Given my previous post, you may think that my shift toward Catholicism started in 2018. However, I was far from the Catholic Church at that point. In fact, I was far from leaving the NICOC. As I have already pointed out, the NICOC teaches and believes that it is the “one true church.” I was not risking my salvation on a hunch and a gripe about a school in Tampa.
So I stayed.
We joined and left a couple congregations over the intervening years as we moved from place-to-place. Eventually, we found ourselves in Orlando and not attending any congregation for a while due to the COVID pandemic. Even after the pandemic ended in 2021, we still did not attend the congregation near us in person due to their masking policy. While I was not a fan of masks, that in-and-of-itself did not stop us from attending. Rather, the issue was our two-year-old son. He loved pulling them off our faces, and we did not have the patience to fight with him in the pews while trying to worship. Thankfully, that congregation had an online service, so we watched the sermons via a stream on YouTube.
By the time we were actually in a church building, it was 2022. I will admit that I was excited to be “back with the family.” While my faith had certainly not floundered during COVID, I felt that my Christian spirit had withered a bit. There is absolutely something to coming together with others of like mind in-person to set you back on the path to Christ.

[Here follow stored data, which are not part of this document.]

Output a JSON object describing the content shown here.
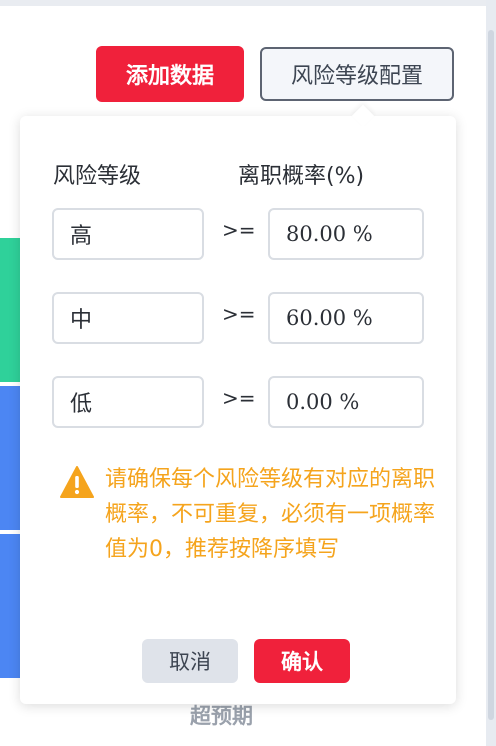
{
  "toolbar": {
    "add_label": "添加数据",
    "config_label": "风险等级配置"
  },
  "background": {
    "footer_text": "超预期"
  },
  "popover": {
    "header_level": "风险等级",
    "header_prob": "离职概率(%)",
    "operator": ">=",
    "rows": [
      {
        "level": "高",
        "value": "80.00 %"
      },
      {
        "level": "中",
        "value": "60.00 %"
      },
      {
        "level": "低",
        "value": "0.00 %"
      }
    ],
    "warning_text": "请确保每个风险等级有对应的离职概率，不可重复，必须有一项概率值为0，推荐按降序填写",
    "cancel_label": "取消",
    "confirm_label": "确认"
  },
  "colors": {
    "primary": "#f0213b",
    "warning": "#f5a41d",
    "green": "#2fd19a",
    "blue": "#4c86f3"
  }
}
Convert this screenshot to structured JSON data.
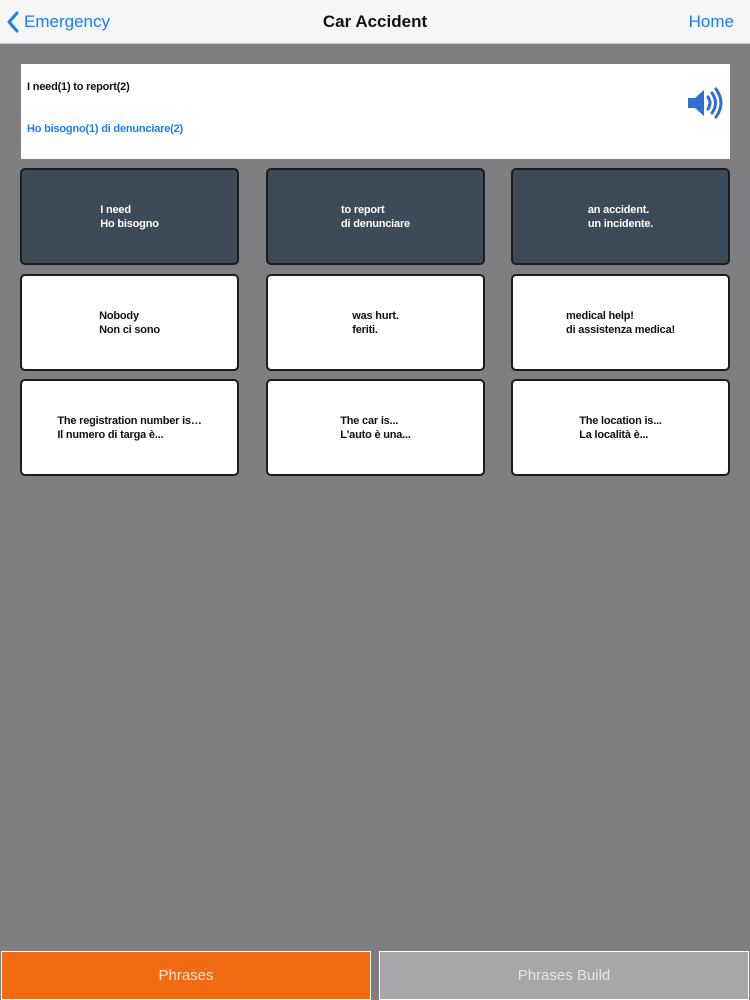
{
  "navbar": {
    "back_label": "Emergency",
    "title": "Car Accident",
    "home_label": "Home"
  },
  "sentence": {
    "english": "I need(1) to report(2)",
    "italian": "Ho bisogno(1) di denunciare(2)",
    "speaker_icon": "speaker-icon"
  },
  "cards": [
    {
      "en": "I need",
      "it": "Ho bisogno",
      "selected": true
    },
    {
      "en": "to report",
      "it": "di denunciare",
      "selected": true
    },
    {
      "en": "an accident.",
      "it": "un incidente.",
      "selected": true
    },
    {
      "en": "Nobody",
      "it": "Non ci sono",
      "selected": false
    },
    {
      "en": "was hurt.",
      "it": "feriti.",
      "selected": false
    },
    {
      "en": "medical help!",
      "it": "di assistenza medica!",
      "selected": false
    },
    {
      "en": "The registration number is…",
      "it": "Il numero di targa è...",
      "selected": false
    },
    {
      "en": "The car is...",
      "it": "L'auto è una...",
      "selected": false
    },
    {
      "en": "The location is...",
      "it": "La località è...",
      "selected": false
    }
  ],
  "tabs": {
    "phrases": "Phrases",
    "phrases_build": "Phrases Build"
  },
  "colors": {
    "accent_blue": "#1a7ff3",
    "active_tab": "#f26a12",
    "inactive_tab": "#a7a6a9",
    "selected_card": "#3d4a57",
    "background": "#7f7e81"
  }
}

When we started attending in-person, though, a new wrinkle developed. Or, rather, an old wrinkle had added a couple layers unto itself. A gripe I heard my dad make once growing up was how some NICOC congregations treated the Lord’s Supper. He complained that we rushed through it. At the time, I did not think much of it. However, once we came back to in-person worship in 2022, I understood. It used to be that the Lord’s Supper was passed around in a gold or silver platter. Three or four men would go up to the front “altar” table which held the platters; one would pray for the bread, and that would be passed around the pews; then one would pray for the fruit of the vine and that would be passed around.

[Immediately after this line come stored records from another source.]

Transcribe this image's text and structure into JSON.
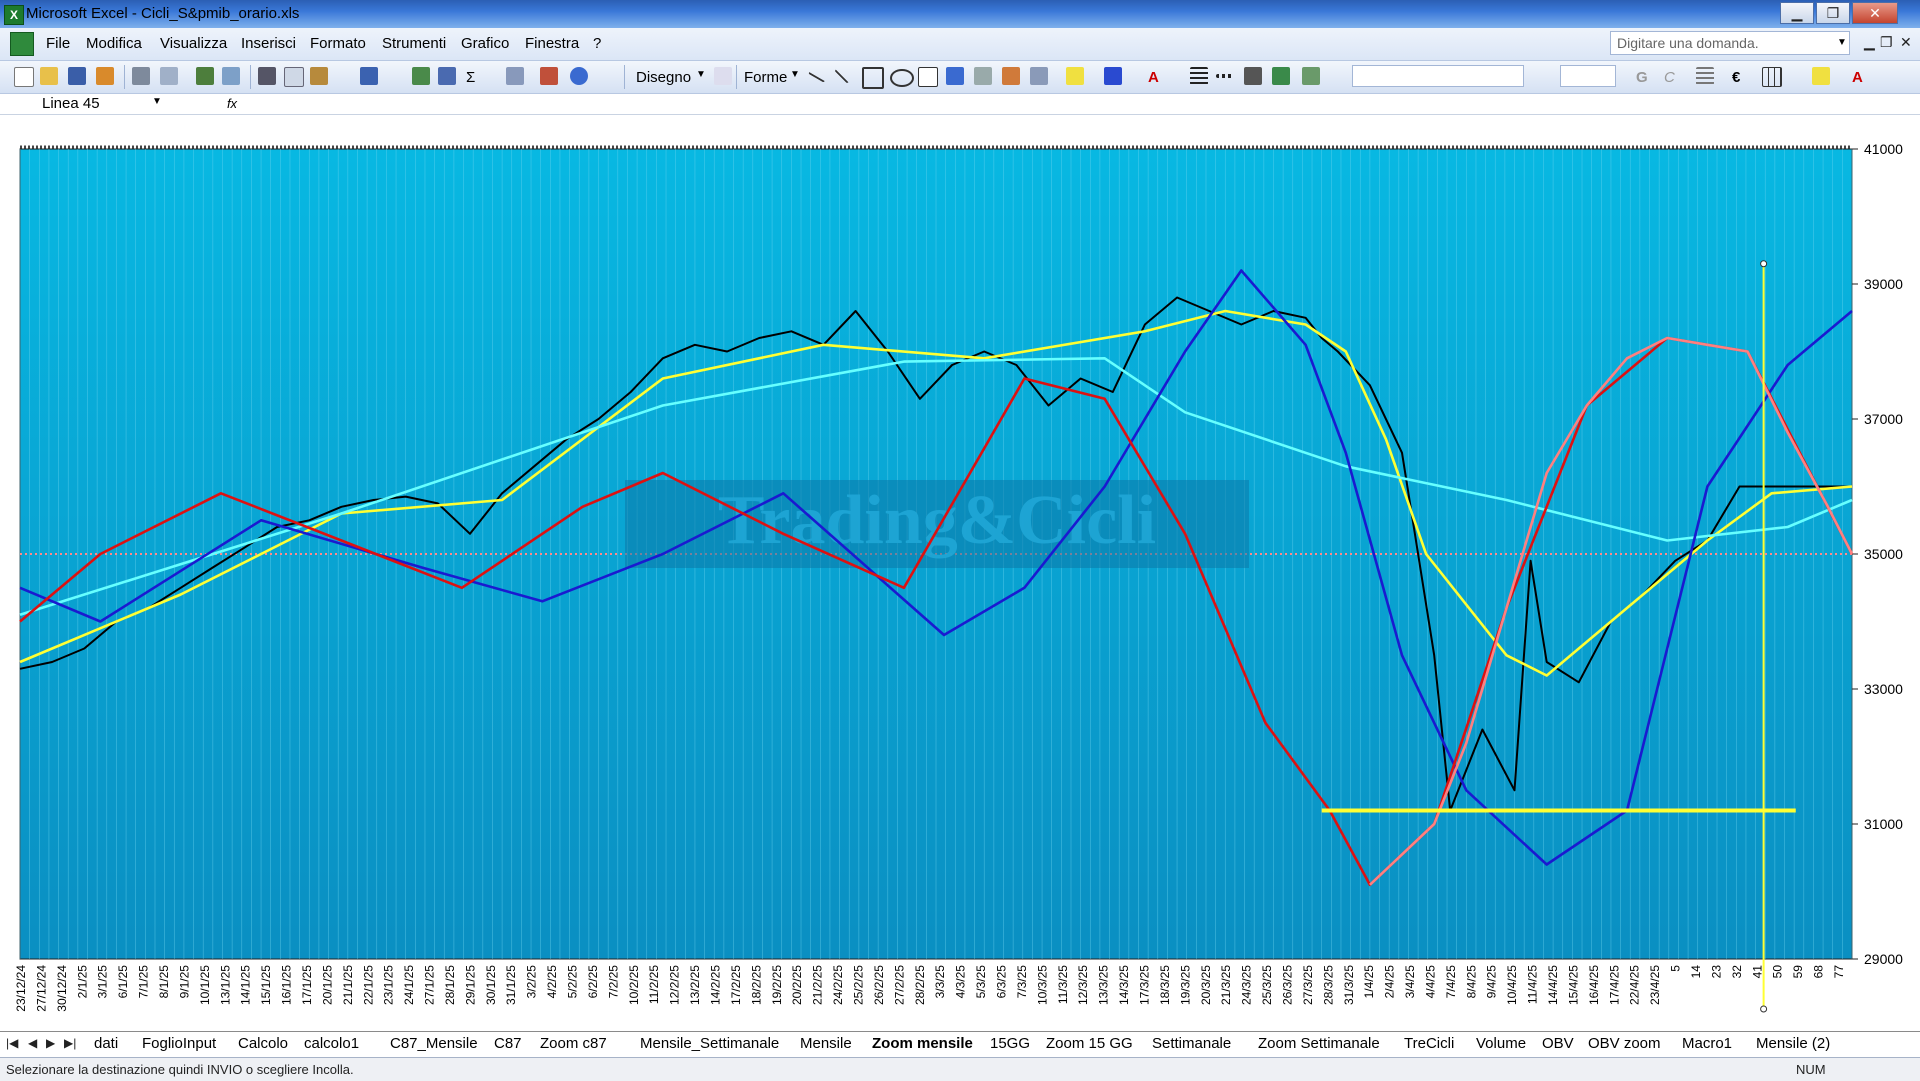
{
  "window": {
    "title": "Microsoft Excel - Cicli_S&pmib_orario.xls",
    "controls": [
      "minimize-icon",
      "restore-icon",
      "close-icon"
    ]
  },
  "menubar": {
    "items": [
      "File",
      "Modifica",
      "Visualizza",
      "Inserisci",
      "Formato",
      "Strumenti",
      "Grafico",
      "Finestra",
      "?"
    ],
    "ask_placeholder": "Digitare una domanda."
  },
  "toolbar": {
    "draw_label": "Disegno",
    "shapes_label": "Forme",
    "icons": [
      "new-icon",
      "open-icon",
      "save-icon",
      "permission-icon",
      "print-icon",
      "print-preview-icon",
      "spelling-icon",
      "research-icon",
      "cut-icon",
      "copy-icon",
      "paste-icon",
      "undo-icon",
      "redo-icon",
      "insert-hyperlink-icon",
      "autosum-icon",
      "sort-icon",
      "chart-wizard-icon",
      "help-icon",
      "select-pointer-icon",
      "line-icon",
      "arrow-icon",
      "rectangle-icon",
      "oval-icon",
      "textbox-icon",
      "wordart-icon",
      "diagram-icon",
      "clipart-icon",
      "picture-icon",
      "fill-color-icon",
      "line-color-icon",
      "font-color-icon",
      "line-style-icon",
      "dash-style-icon",
      "arrow-style-icon",
      "shadow-icon",
      "3d-icon",
      "bold-icon",
      "italic-icon",
      "align-icon",
      "euro-icon",
      "borders-icon",
      "fill-icon",
      "font-color-icon-2"
    ]
  },
  "formula_bar": {
    "name_box": "Linea 45",
    "fx": "fx"
  },
  "chart_data": {
    "type": "line",
    "title": "",
    "watermark": "Trading&Cicli",
    "ylim": [
      29000,
      41000
    ],
    "yticks": [
      29000,
      31000,
      33000,
      35000,
      37000,
      39000,
      41000
    ],
    "ytick_labels": [
      "29000",
      "31000",
      "33000",
      "35000",
      "37000",
      "39000",
      "41000"
    ],
    "background_colors": [
      "#08b8e2",
      "#0a8fc2"
    ],
    "reference_line": {
      "value": 35000,
      "color": "#ff8a8a",
      "style": "dotted"
    },
    "x_labels": [
      "23/12/24",
      "27/12/24",
      "30/12/24",
      "2/1/25",
      "3/1/25",
      "6/1/25",
      "7/1/25",
      "8/1/25",
      "9/1/25",
      "10/1/25",
      "13/1/25",
      "14/1/25",
      "15/1/25",
      "16/1/25",
      "17/1/25",
      "20/1/25",
      "21/1/25",
      "22/1/25",
      "23/1/25",
      "24/1/25",
      "27/1/25",
      "28/1/25",
      "29/1/25",
      "30/1/25",
      "31/1/25",
      "3/2/25",
      "4/2/25",
      "5/2/25",
      "6/2/25",
      "7/2/25",
      "10/2/25",
      "11/2/25",
      "12/2/25",
      "13/2/25",
      "14/2/25",
      "17/2/25",
      "18/2/25",
      "19/2/25",
      "20/2/25",
      "21/2/25",
      "24/2/25",
      "25/2/25",
      "26/2/25",
      "27/2/25",
      "28/2/25",
      "3/3/25",
      "4/3/25",
      "5/3/25",
      "6/3/25",
      "7/3/25",
      "10/3/25",
      "11/3/25",
      "12/3/25",
      "13/3/25",
      "14/3/25",
      "17/3/25",
      "18/3/25",
      "19/3/25",
      "20/3/25",
      "21/3/25",
      "24/3/25",
      "25/3/25",
      "26/3/25",
      "27/3/25",
      "28/3/25",
      "31/3/25",
      "1/4/25",
      "2/4/25",
      "3/4/25",
      "4/4/25",
      "7/4/25",
      "8/4/25",
      "9/4/25",
      "10/4/25",
      "11/4/25",
      "14/4/25",
      "15/4/25",
      "16/4/25",
      "17/4/25",
      "22/4/25",
      "23/4/25",
      "5",
      "14",
      "23",
      "32",
      "41",
      "50",
      "59",
      "68",
      "77"
    ],
    "series": [
      {
        "color": "#000000",
        "points": [
          [
            0,
            33300
          ],
          [
            4,
            33400
          ],
          [
            8,
            33600
          ],
          [
            12,
            34000
          ],
          [
            16,
            34200
          ],
          [
            20,
            34500
          ],
          [
            24,
            34800
          ],
          [
            28,
            35100
          ],
          [
            32,
            35400
          ],
          [
            36,
            35500
          ],
          [
            40,
            35700
          ],
          [
            44,
            35800
          ],
          [
            48,
            35850
          ],
          [
            52,
            35750
          ],
          [
            56,
            35300
          ],
          [
            60,
            35900
          ],
          [
            64,
            36300
          ],
          [
            68,
            36700
          ],
          [
            72,
            37000
          ],
          [
            76,
            37400
          ],
          [
            80,
            37900
          ],
          [
            84,
            38100
          ],
          [
            88,
            38000
          ],
          [
            92,
            38200
          ],
          [
            96,
            38300
          ],
          [
            100,
            38100
          ],
          [
            104,
            38600
          ],
          [
            108,
            38000
          ],
          [
            112,
            37300
          ],
          [
            116,
            37800
          ],
          [
            120,
            38000
          ],
          [
            124,
            37800
          ],
          [
            128,
            37200
          ],
          [
            132,
            37600
          ],
          [
            136,
            37400
          ],
          [
            140,
            38400
          ],
          [
            144,
            38800
          ],
          [
            148,
            38600
          ],
          [
            152,
            38400
          ],
          [
            156,
            38600
          ],
          [
            160,
            38500
          ],
          [
            162,
            38200
          ],
          [
            164,
            38000
          ],
          [
            168,
            37500
          ],
          [
            172,
            36500
          ],
          [
            176,
            33500
          ],
          [
            178,
            31200
          ],
          [
            182,
            32400
          ],
          [
            186,
            31500
          ],
          [
            188,
            34900
          ],
          [
            190,
            33400
          ],
          [
            194,
            33100
          ],
          [
            198,
            34000
          ],
          [
            202,
            34400
          ],
          [
            206,
            34900
          ],
          [
            210,
            35200
          ],
          [
            214,
            36000
          ],
          [
            218,
            36000
          ],
          [
            228,
            36000
          ]
        ]
      },
      {
        "color": "#ffff33",
        "points": [
          [
            0,
            33400
          ],
          [
            20,
            34400
          ],
          [
            40,
            35600
          ],
          [
            60,
            35800
          ],
          [
            80,
            37600
          ],
          [
            100,
            38100
          ],
          [
            120,
            37900
          ],
          [
            140,
            38300
          ],
          [
            150,
            38600
          ],
          [
            160,
            38400
          ],
          [
            165,
            38000
          ],
          [
            170,
            36700
          ],
          [
            175,
            35000
          ],
          [
            185,
            33500
          ],
          [
            190,
            33200
          ],
          [
            200,
            34200
          ],
          [
            210,
            35200
          ],
          [
            218,
            35900
          ],
          [
            228,
            36000
          ]
        ]
      },
      {
        "color": "#66ffff",
        "points": [
          [
            0,
            34100
          ],
          [
            40,
            35600
          ],
          [
            80,
            37200
          ],
          [
            110,
            37850
          ],
          [
            135,
            37900
          ],
          [
            145,
            37100
          ],
          [
            165,
            36300
          ],
          [
            185,
            35800
          ],
          [
            205,
            35200
          ],
          [
            220,
            35400
          ],
          [
            228,
            35800
          ]
        ]
      },
      {
        "color": "#1a1ad0",
        "points": [
          [
            0,
            34500
          ],
          [
            10,
            34000
          ],
          [
            30,
            35500
          ],
          [
            50,
            34800
          ],
          [
            65,
            34300
          ],
          [
            80,
            35000
          ],
          [
            95,
            35900
          ],
          [
            115,
            33800
          ],
          [
            125,
            34500
          ],
          [
            135,
            36000
          ],
          [
            145,
            38000
          ],
          [
            152,
            39200
          ],
          [
            160,
            38100
          ],
          [
            165,
            36500
          ],
          [
            172,
            33500
          ],
          [
            180,
            31500
          ],
          [
            190,
            30400
          ],
          [
            200,
            31200
          ],
          [
            210,
            36000
          ],
          [
            220,
            37800
          ],
          [
            228,
            38600
          ]
        ]
      },
      {
        "color": "#dd1111",
        "points": [
          [
            0,
            34000
          ],
          [
            10,
            35000
          ],
          [
            25,
            35900
          ],
          [
            40,
            35200
          ],
          [
            55,
            34500
          ],
          [
            70,
            35700
          ],
          [
            80,
            36200
          ],
          [
            95,
            35300
          ],
          [
            110,
            34500
          ],
          [
            125,
            37600
          ],
          [
            135,
            37300
          ],
          [
            145,
            35300
          ],
          [
            155,
            32500
          ],
          [
            163,
            31200
          ],
          [
            168,
            30100
          ],
          [
            176,
            31000
          ],
          [
            185,
            34200
          ],
          [
            195,
            37200
          ],
          [
            205,
            38200
          ],
          [
            215,
            38000
          ],
          [
            228,
            35000
          ]
        ]
      },
      {
        "color": "#ff8080",
        "points": [
          [
            168,
            30100
          ],
          [
            176,
            31000
          ],
          [
            180,
            32200
          ],
          [
            185,
            34200
          ],
          [
            190,
            36200
          ],
          [
            195,
            37200
          ],
          [
            200,
            37900
          ],
          [
            205,
            38200
          ],
          [
            210,
            38100
          ],
          [
            215,
            38000
          ],
          [
            220,
            36800
          ],
          [
            225,
            35700
          ],
          [
            228,
            35000
          ]
        ]
      }
    ],
    "annotations": [
      {
        "type": "horizontal-line",
        "color": "#ffff33",
        "y": 31200,
        "x_range": [
          162,
          221
        ]
      },
      {
        "type": "vertical-line",
        "color": "#ffff33",
        "x": 217,
        "y_range": [
          29000,
          39300
        ]
      }
    ]
  },
  "sheet_tabs": {
    "items": [
      "dati",
      "FoglioInput",
      "Calcolo",
      "calcolo1",
      "C87_Mensile",
      "C87",
      "Zoom c87",
      "Mensile_Settimanale",
      "Mensile",
      "Zoom mensile",
      "15GG",
      "Zoom 15 GG",
      "Settimanale",
      "Zoom Settimanale",
      "TreCicli",
      "Volume",
      "OBV",
      "OBV zoom",
      "Macro1",
      "Mensile (2)"
    ],
    "active": "Zoom mensile"
  },
  "status": {
    "message": "Selezionare la destinazione quindi INVIO o scegliere Incolla.",
    "indicator": "NUM"
  }
}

Looking back, I understand why my dad felt like we rushed this process. Usually moving the platters between pews was a question of expediency; you would have men meet people in the middle of the pew and snatch the plate away to get it over to the next row. As soon as everyone had partaken, we were immediately on to the sermon.
In the post-COVID world, though, things were very different and far more egregious. The platters and the altar table had been done away with completely. Instead, now when you walked through the front door, the usher would point you toward a small table holding two baskets. One basket contained a bunch of little Ziplock bags. The other contained tiny two-sided plastic cups that looked a lot like an hourglass. In one side was a tiny piece of bread, while in the other was a tiny amount of grape juice.

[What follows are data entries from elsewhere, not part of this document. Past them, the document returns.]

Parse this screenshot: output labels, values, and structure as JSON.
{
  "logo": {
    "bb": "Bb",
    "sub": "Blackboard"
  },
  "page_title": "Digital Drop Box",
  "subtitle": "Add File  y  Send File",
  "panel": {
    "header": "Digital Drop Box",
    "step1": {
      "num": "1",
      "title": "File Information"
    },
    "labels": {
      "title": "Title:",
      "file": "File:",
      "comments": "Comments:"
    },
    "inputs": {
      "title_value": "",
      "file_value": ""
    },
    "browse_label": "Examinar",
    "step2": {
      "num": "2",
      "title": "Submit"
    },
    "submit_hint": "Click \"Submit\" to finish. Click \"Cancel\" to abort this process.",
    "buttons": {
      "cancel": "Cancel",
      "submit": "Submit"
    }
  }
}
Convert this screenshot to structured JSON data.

Granted, the NICOC does not believe in the actual presence of Christ in the Lord’s Supper. Despite believing in sola scriptura and being Bible literalists, Jesus telling his disciples, “He that eateth my flesh, and drinketh my blood, dwelleth in me, and I in him,” repeatedly is considered symbolic by the NICOC.[1] [2] Even still, the idea that this was how we now treated the symbol of Christ’s body disgusted me. There was no reverence to it at all! You were expected to throw it in your pocket and hang on to it until after Bible class.
What upset me even more, though, was how we were instructed to handle “the body of Christ.” Following Bible class, all congregants meet in the main worship hall. We would sing a few songs and then one of the men would get up and give a short sermonette on the Lord’s Supper. In the old days, after this sermonette would be when three or four other men got up and prayed over the bread and fruit of the vine before distributing it. Now, though, the same man who gave the sermonette himself said a quick prayer for the bread and after we were expected to peel back the cellophane on our plastic cup and consume the quarter inch cracker.
While we did this, a timer appeared on the screen behind the pulpit: one minute. We were timed to consume the symbol of the Lord’s body and meditate on his sacrifice in a minute. The second the timer hit zero, the next prayer started for the fruit of the vine, then: another minute. The second that minute ended, the song leader began leading us in a hymn and then we were given a five minute meditation period; but not for the Lord’s Supper. Instead, the screen behind the pulpit provided us with a scripture to read and reflect on in anticipation of the sermon.
I cannot count the number of times my deeply held meditative prayer was interrupted by a sudden burst of song that did not match the solemnity of the moment we had just experienced. It got to the point that one time I literally was shaking with anger, and Karen suggested we go home—I agreed. I knew it was not healthy for me to be so angry at church, but I did not know what to do about it.
[1] John 6:51–63.
[2] Here I do not address the argument for the Eucharist. I have no doubt I will write about it in a future installment, but I have gotten sidetracked enough as is while telling this story.